Theatre Review: Limbo The Return
Limbo The Return
Creative Director Scott Maidment
The Grand Electric
Photo Credit: Damien Bredberg
Reviewed by Ron Lee, CSP
In the 1980s The Performance Space staged some strange and innovative productions that included one that involved the importation of 15 tonnes of sand for the set. Then it became the Giant Dwarf Theatre which was basically an improv school.
The latest incarnation at 199 Cleveland Street, Surry Hills is The Grand Electric which is backing up its last show with the compellingly delicious mix of cabaret, music, dance, circus, acrobatics, decadence and fire.
Limbo The Return opened noisily with the musicians playing the sousaphone, drums, harmonica and of course the mandatory bullhorn led by Sxip Shirey who looks like the illegitimate child of Alexei Sayle and Larry from The Three Stooges.
Amongst the noises from 27 sound devices the first half highlight was David Marco on the notoriously difficult slack rope. He performed impressive routines, some of which I hadn’t before seen. He later performed on a quadruple slack rope.

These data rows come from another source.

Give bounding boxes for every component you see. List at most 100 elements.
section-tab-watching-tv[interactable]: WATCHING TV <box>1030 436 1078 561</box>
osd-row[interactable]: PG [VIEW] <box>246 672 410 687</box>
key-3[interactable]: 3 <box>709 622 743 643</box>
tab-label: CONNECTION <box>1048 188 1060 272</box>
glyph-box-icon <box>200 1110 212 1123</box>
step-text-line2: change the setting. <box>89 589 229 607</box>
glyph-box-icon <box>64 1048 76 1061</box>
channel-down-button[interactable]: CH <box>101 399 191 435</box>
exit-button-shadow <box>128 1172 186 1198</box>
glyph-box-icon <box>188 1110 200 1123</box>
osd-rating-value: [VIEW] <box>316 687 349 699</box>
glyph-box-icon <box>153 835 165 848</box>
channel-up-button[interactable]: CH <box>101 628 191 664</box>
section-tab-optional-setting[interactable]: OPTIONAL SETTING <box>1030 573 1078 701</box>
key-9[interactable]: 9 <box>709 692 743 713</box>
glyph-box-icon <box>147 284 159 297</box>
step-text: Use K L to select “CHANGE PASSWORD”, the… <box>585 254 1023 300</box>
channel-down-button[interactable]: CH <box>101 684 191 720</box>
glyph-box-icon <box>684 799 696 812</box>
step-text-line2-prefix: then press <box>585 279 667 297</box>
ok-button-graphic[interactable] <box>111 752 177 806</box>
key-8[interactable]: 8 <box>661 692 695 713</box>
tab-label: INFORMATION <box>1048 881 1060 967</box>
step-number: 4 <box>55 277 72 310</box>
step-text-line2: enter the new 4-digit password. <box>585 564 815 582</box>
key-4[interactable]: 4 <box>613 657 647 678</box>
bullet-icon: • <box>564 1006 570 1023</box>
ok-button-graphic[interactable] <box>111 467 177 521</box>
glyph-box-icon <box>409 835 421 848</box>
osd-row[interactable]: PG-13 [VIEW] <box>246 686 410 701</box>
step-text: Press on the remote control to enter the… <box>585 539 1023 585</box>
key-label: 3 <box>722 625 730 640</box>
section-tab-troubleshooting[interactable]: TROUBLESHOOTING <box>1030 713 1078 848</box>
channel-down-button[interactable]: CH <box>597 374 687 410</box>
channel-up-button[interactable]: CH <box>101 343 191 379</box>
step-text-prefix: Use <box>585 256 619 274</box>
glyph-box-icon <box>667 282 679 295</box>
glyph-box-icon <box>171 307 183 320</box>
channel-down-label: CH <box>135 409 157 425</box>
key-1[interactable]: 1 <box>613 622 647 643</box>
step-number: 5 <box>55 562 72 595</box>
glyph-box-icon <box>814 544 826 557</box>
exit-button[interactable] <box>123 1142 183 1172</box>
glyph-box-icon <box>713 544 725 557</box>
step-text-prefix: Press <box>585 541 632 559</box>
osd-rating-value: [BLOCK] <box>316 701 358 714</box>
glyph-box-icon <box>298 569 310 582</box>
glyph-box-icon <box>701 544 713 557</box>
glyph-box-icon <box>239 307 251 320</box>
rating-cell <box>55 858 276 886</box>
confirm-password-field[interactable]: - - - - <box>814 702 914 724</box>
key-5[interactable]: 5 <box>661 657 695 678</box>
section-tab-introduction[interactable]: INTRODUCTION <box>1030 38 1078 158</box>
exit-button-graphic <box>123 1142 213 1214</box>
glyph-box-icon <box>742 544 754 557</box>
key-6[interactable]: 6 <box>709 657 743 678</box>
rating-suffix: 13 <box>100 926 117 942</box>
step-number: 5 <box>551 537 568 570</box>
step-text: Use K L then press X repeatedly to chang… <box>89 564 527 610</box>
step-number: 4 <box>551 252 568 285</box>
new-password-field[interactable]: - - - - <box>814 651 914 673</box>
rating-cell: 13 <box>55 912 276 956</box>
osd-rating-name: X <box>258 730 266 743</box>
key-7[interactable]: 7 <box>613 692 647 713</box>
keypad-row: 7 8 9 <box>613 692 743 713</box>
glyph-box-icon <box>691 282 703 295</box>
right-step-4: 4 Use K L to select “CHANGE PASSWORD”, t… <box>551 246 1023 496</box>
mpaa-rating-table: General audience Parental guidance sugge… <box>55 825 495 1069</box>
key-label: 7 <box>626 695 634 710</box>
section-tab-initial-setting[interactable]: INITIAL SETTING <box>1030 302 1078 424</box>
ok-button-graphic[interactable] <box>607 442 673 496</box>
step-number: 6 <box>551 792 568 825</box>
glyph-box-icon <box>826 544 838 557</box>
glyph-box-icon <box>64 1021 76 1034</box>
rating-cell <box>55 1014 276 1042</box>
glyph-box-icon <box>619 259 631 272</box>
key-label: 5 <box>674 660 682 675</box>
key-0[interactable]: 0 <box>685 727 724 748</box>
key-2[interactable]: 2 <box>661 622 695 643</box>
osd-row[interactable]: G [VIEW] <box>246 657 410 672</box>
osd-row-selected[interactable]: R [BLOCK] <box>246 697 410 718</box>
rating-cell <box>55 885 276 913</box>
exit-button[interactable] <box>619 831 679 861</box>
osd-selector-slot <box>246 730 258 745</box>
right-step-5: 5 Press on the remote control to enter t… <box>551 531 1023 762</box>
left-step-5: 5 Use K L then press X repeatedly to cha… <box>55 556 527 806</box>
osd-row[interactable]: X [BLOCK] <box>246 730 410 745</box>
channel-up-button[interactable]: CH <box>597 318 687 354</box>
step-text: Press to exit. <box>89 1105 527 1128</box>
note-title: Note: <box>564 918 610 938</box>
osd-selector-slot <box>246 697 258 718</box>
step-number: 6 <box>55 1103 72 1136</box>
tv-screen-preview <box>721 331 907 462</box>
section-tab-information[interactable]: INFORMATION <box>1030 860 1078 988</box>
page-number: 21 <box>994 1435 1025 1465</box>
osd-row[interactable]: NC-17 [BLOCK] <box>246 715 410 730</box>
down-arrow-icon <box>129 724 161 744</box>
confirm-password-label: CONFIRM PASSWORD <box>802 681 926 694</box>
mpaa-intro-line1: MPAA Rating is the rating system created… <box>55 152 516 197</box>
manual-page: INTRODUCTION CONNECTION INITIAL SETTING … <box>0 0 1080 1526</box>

Then the second half took off. Ben Loader did a masterful routine on a long rope, and the double whip cracking had audience members sitting back because there are two performing areas. The band is on the stage behind the proscenium arch and the round stage is in the round, so the audience is close to the action. When whips crack near your head, there’s an increased level of excitement.
On the two Chinese bendy poles, Ben Loader and Maria Moncheva were whipped from a height of up to ten metres into and out of the audience.
Raising the level further was Clara Fable, a burlesque artist, singer and fire performer who has a fascination with horror films. She did a regulation fire eating routine that we’ve all seen a hundred times and then to punctuate, she introduced a whip that was on fire. Not being satisfied with that, Fable brought out the big, long fire routines which created higher levels of excitement with the use of flash powder and propellant infused foam. Apparently in a season she uses ten litres of fuel (probably very pure paraffin oil) and eight kilograms of flash powder. That’s a lot of burn.
Being exposed to a wide range of media, we have become a bit blasé and desensitised, but when you have whips breaking the sound barrier near your ears and fire flaring out in your direction, your senses become stimulated and there’s nothing like it.